The Patient Advocate Foundation and Cancer Care both offer co-pay assistance and financial guidance for cancer patients. Coverage decisions by major insurers typically follow FDA approval by 30 to 90 days. Patients should contact their insurer's specialty pharmacy unit once approval is confirmed.


What Happens Next

The FDA's decision deadline is July 17, 2026 — four days from publication of this article. The agency may approve the drug, approve it with conditions, issue a Complete Response Letter requesting additional data, or, in rare cases, extend its review. There is no public advisory committee meeting scheduled for this application, which some analysts interpret as a sign that the FDA did not require additional outside expert input before making its decision.

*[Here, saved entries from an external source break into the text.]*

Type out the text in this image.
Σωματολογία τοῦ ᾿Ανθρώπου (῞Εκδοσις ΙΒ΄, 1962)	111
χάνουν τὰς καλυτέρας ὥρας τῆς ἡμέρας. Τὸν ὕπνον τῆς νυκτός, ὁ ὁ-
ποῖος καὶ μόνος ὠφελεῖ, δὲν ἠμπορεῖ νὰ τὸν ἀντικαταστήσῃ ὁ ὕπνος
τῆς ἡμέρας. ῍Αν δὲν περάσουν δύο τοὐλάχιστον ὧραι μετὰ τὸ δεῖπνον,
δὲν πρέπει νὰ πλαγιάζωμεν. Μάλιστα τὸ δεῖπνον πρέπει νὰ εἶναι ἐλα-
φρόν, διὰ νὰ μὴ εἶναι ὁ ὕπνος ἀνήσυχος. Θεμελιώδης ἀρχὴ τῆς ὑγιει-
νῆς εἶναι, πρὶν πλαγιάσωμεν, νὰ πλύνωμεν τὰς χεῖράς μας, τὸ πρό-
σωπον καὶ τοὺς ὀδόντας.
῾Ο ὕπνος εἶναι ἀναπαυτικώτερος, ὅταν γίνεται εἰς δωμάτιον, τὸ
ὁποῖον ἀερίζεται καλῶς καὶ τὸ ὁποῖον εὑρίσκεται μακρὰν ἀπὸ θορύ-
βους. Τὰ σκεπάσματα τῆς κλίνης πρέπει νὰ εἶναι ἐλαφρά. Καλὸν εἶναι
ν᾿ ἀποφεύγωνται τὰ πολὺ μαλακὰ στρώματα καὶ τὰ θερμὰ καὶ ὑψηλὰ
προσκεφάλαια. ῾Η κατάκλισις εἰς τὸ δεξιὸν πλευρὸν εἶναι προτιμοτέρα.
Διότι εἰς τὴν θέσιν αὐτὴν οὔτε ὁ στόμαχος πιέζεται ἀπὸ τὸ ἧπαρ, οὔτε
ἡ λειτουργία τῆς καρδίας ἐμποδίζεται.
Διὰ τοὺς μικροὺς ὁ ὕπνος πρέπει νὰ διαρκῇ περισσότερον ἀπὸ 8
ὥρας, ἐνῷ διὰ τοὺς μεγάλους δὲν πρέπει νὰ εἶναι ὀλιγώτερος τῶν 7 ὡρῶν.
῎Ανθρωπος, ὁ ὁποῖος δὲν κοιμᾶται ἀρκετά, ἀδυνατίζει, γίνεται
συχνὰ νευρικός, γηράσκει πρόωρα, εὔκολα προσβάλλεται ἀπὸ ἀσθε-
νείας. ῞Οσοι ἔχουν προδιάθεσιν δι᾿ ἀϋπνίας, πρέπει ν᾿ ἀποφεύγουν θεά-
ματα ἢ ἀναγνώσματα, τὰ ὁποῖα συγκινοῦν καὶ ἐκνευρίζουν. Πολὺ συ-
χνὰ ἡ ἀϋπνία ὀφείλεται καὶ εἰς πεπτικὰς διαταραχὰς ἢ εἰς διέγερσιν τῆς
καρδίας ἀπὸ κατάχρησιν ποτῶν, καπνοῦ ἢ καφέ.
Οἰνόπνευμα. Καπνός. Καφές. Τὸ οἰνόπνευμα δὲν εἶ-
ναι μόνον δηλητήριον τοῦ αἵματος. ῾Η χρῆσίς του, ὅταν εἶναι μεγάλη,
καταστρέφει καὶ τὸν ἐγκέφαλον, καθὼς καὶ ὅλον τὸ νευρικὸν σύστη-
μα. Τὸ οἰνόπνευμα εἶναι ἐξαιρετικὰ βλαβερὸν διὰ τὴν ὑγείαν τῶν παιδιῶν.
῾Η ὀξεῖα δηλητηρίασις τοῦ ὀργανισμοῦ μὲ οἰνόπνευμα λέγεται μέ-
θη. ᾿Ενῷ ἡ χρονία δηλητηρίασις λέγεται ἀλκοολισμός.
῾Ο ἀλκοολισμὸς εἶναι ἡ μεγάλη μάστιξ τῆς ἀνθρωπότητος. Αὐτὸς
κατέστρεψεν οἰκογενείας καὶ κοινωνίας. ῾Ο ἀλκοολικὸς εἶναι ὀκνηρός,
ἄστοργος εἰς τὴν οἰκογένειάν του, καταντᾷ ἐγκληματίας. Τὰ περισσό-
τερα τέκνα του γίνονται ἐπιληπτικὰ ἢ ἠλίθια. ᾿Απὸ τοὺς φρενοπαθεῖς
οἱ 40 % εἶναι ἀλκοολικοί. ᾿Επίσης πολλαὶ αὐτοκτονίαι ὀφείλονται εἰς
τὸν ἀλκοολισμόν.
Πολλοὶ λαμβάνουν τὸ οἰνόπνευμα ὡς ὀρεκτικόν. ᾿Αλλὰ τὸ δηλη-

If approved, Celcuity will need to complete commercial manufacturing and launch activities. Typical timelines from FDA approval to commercial availability range from several weeks to a few months.

MedicalDaily will update this article on or immediately after July 17, 2026, with the FDA's decision.


The Bottom Line

Gedatolisib has four days until the FDA issues a decision that could open an entirely new treatment path for approximately 37,000 women per year with advanced breast cancer who currently have no standard targeted option after first-line therapy fails. The Phase 3 trial data are strong. The FDA designations — Priority Review and Breakthrough Therapy — reflect the agency's recognition of the unmet need this drug addresses. Whether or not approval is granted on July 17, the arrival of gedatolisib in the regulatory pipeline represents a meaningful scientific step forward for a patient population that has been excluded from the targeted therapy revolution in breast cancer for nearly two decades.